La historiografía literaria más atenta ha advertido que el problema no reside únicamente en la pérdida material de obras, sino también en la dificultad para definir con precisión qué debe entenderse por teatro medieval. Muchas formas dialogadas, ceremoniales o semidramáticas se mueven en una zona de frontera entre la liturgia, la poesía y el espectáculo festivo. Por ello, la visión lineal que reduce la historia dramática a una sucesión de textos plenamente teatrales resulta insuficiente. En la Castilla tardomedieval coexistieron múltiples grados de dramatización, algunos muy rudimentarios y otros notablemente elaborados, aunque no siempre fijados por escrito.

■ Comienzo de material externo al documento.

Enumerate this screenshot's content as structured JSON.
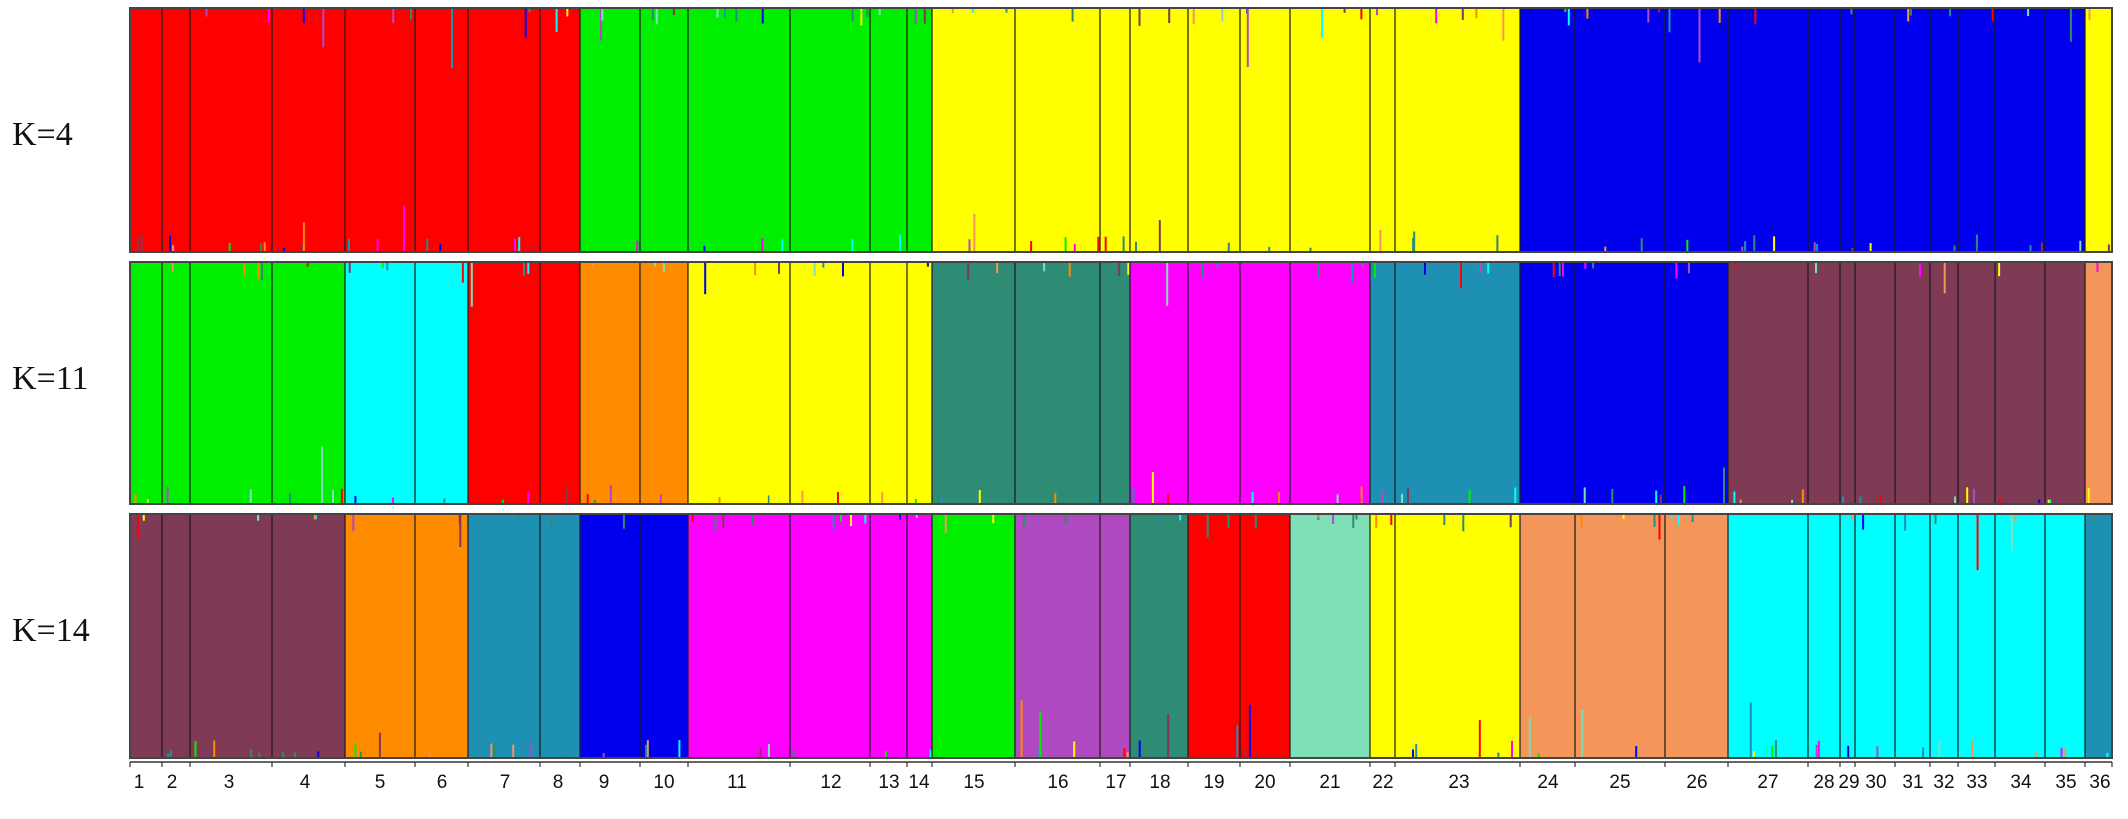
{
  "chart_data": {
    "type": "stacked-bar",
    "description_none": "",
    "palette": {
      "red": "#ff0000",
      "green": "#00ee00",
      "yellow": "#ffff00",
      "blue": "#0000ee",
      "cyan": "#00ffff",
      "orange": "#ff8c00",
      "teal": "#2e8b74",
      "magenta": "#ff00ff",
      "steelblue": "#1e90b4",
      "maroon": "#7f3a55",
      "salmon": "#f4955a",
      "purple": "#b04ac0",
      "mint": "#7fe0b8",
      "darkteal": "#2e8b74"
    },
    "populations": [
      "1",
      "2",
      "3",
      "4",
      "5",
      "6",
      "7",
      "8",
      "9",
      "10",
      "11",
      "12",
      "13",
      "14",
      "15",
      "16",
      "17",
      "18",
      "19",
      "20",
      "21",
      "22",
      "23",
      "24",
      "25",
      "26",
      "27",
      "28",
      "29",
      "30",
      "31",
      "32",
      "33",
      "34",
      "35",
      "36"
    ],
    "panels": [
      {
        "label": "K=4",
        "K": 4,
        "dominant_cluster": [
          "red",
          "red",
          "red",
          "red",
          "red",
          "red",
          "red",
          "red",
          "green",
          "green",
          "green",
          "green",
          "green",
          "green",
          "yellow",
          "yellow",
          "yellow",
          "yellow",
          "yellow",
          "yellow",
          "yellow",
          "yellow",
          "yellow",
          "blue",
          "blue",
          "blue",
          "blue",
          "blue",
          "blue",
          "blue",
          "blue",
          "blue",
          "blue",
          "blue",
          "blue",
          "yellow"
        ]
      },
      {
        "label": "K=11",
        "K": 11,
        "dominant_cluster": [
          "green",
          "green",
          "green",
          "green",
          "cyan",
          "cyan",
          "red",
          "red",
          "orange",
          "orange",
          "yellow",
          "yellow",
          "yellow",
          "yellow",
          "teal",
          "teal",
          "teal",
          "magenta",
          "magenta",
          "magenta",
          "magenta",
          "steelblue",
          "steelblue",
          "blue",
          "blue",
          "blue",
          "maroon",
          "maroon",
          "maroon",
          "maroon",
          "maroon",
          "maroon",
          "maroon",
          "maroon",
          "maroon",
          "salmon"
        ]
      },
      {
        "label": "K=14",
        "K": 14,
        "dominant_cluster": [
          "maroon",
          "maroon",
          "maroon",
          "maroon",
          "orange",
          "orange",
          "steelblue",
          "steelblue",
          "blue",
          "blue",
          "magenta",
          "magenta",
          "magenta",
          "magenta",
          "green",
          "purple",
          "purple",
          "darkteal",
          "red",
          "red",
          "mint",
          "yellow",
          "yellow",
          "salmon",
          "salmon",
          "salmon",
          "cyan",
          "cyan",
          "cyan",
          "cyan",
          "cyan",
          "cyan",
          "cyan",
          "cyan",
          "cyan",
          "steelblue"
        ]
      }
    ]
  }
}
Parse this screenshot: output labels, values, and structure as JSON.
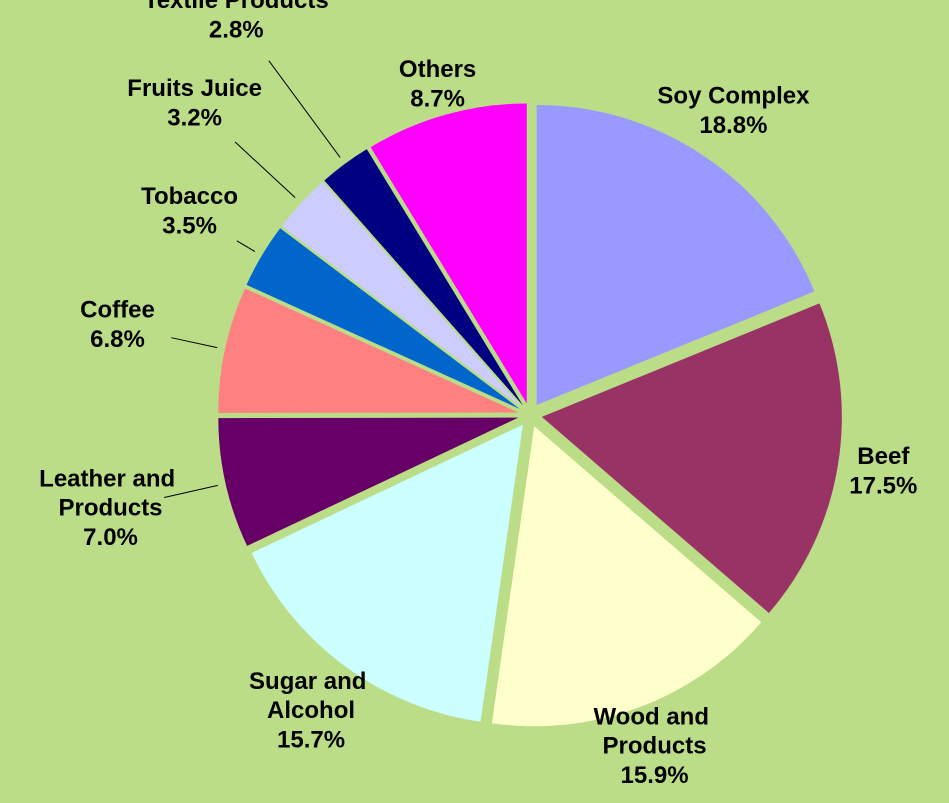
{
  "chart_data": {
    "type": "pie",
    "categories": [
      "Soy Complex",
      "Beef",
      "Wood and Products",
      "Sugar and Alcohol",
      "Leather and Products",
      "Coffee",
      "Tobacco",
      "Fruits Juice",
      "Textile Products",
      "Others"
    ],
    "values": [
      18.8,
      17.5,
      15.9,
      15.7,
      7.0,
      6.8,
      3.5,
      3.2,
      2.8,
      8.7
    ],
    "value_labels": [
      "18.8%",
      "17.5%",
      "15.9%",
      "15.7%",
      "7.0%",
      "6.8%",
      "3.5%",
      "3.2%",
      "2.8%",
      "8.7%"
    ],
    "colors": [
      "#9999ff",
      "#993366",
      "#ffffcc",
      "#ccffff",
      "#660066",
      "#ff8080",
      "#0066cc",
      "#ccccff",
      "#000080",
      "#ff00ff"
    ]
  }
}
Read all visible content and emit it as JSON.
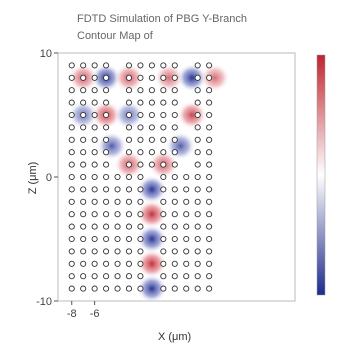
{
  "chart_data": {
    "type": "heatmap",
    "title": "FDTD Simulation of PBG Y-Branch",
    "subtitle": "Contour Map of",
    "xlabel": "X (μm)",
    "ylabel": "Z (μm)",
    "xlim": [
      -9.2,
      11.5
    ],
    "ylim": [
      -10,
      10
    ],
    "x_ticks": [
      -8,
      -6
    ],
    "y_ticks": [
      10,
      0,
      -10
    ],
    "colormap": [
      "#1e2a8c",
      "#ffffff",
      "#c0242f"
    ],
    "rod_lattice": {
      "x_start": -8,
      "x_end": 4,
      "z_start": -9,
      "z_end": 9,
      "pitch": 1,
      "defect_rows_removed_x": [
        -4,
        2
      ]
    },
    "field_lobes": [
      {
        "x": -5.0,
        "z": 8.0,
        "value": -1
      },
      {
        "x": -7.0,
        "z": 8.0,
        "value": 0.8
      },
      {
        "x": -3.0,
        "z": 8.0,
        "value": 0.8
      },
      {
        "x": -5.0,
        "z": 5.0,
        "value": 0.9
      },
      {
        "x": -7.0,
        "z": 5.0,
        "value": -0.7
      },
      {
        "x": -3.0,
        "z": 5.0,
        "value": -0.7
      },
      {
        "x": -4.5,
        "z": 2.5,
        "value": -0.8
      },
      {
        "x": -3.0,
        "z": 1.0,
        "value": 0.8
      },
      {
        "x": 2.5,
        "z": 8.0,
        "value": -1
      },
      {
        "x": 0.5,
        "z": 8.0,
        "value": 0.7
      },
      {
        "x": 4.5,
        "z": 8.0,
        "value": 0.7
      },
      {
        "x": 2.5,
        "z": 5.0,
        "value": 0.9
      },
      {
        "x": 1.5,
        "z": 2.5,
        "value": -0.8
      },
      {
        "x": 0.0,
        "z": 1.0,
        "value": 0.8
      },
      {
        "x": -1.0,
        "z": -1.0,
        "value": -1
      },
      {
        "x": -1.0,
        "z": -3.0,
        "value": 1
      },
      {
        "x": -1.0,
        "z": -5.0,
        "value": -1
      },
      {
        "x": -1.0,
        "z": -7.0,
        "value": 1
      },
      {
        "x": -1.0,
        "z": -9.0,
        "value": -1
      }
    ]
  }
}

Desde esta perspectiva, conviene sustituir el tópico del vacío por la noción de continuidad irregular. Hubo sin duda carencia de documentos conservados y también una evolución desigual según ámbitos sociales y espacios de representación. Pero esa irregularidad no equivale a esterilidad absoluta. La pervivencia de ceremonias religiosas dramatizadas, de juegos festivos y de composiciones dialogadas sugiere un sustrato representativo persistente que la documentación escrita no siempre permite reconstruir con plenitud. En consecuencia, el siglo XV no debe entenderse como una resurrección ex nihilo del teatro, sino como la fase en que determinadas formas de escenificación adquieren nombres propios, mayor visibilidad y una nueva orientación literaria.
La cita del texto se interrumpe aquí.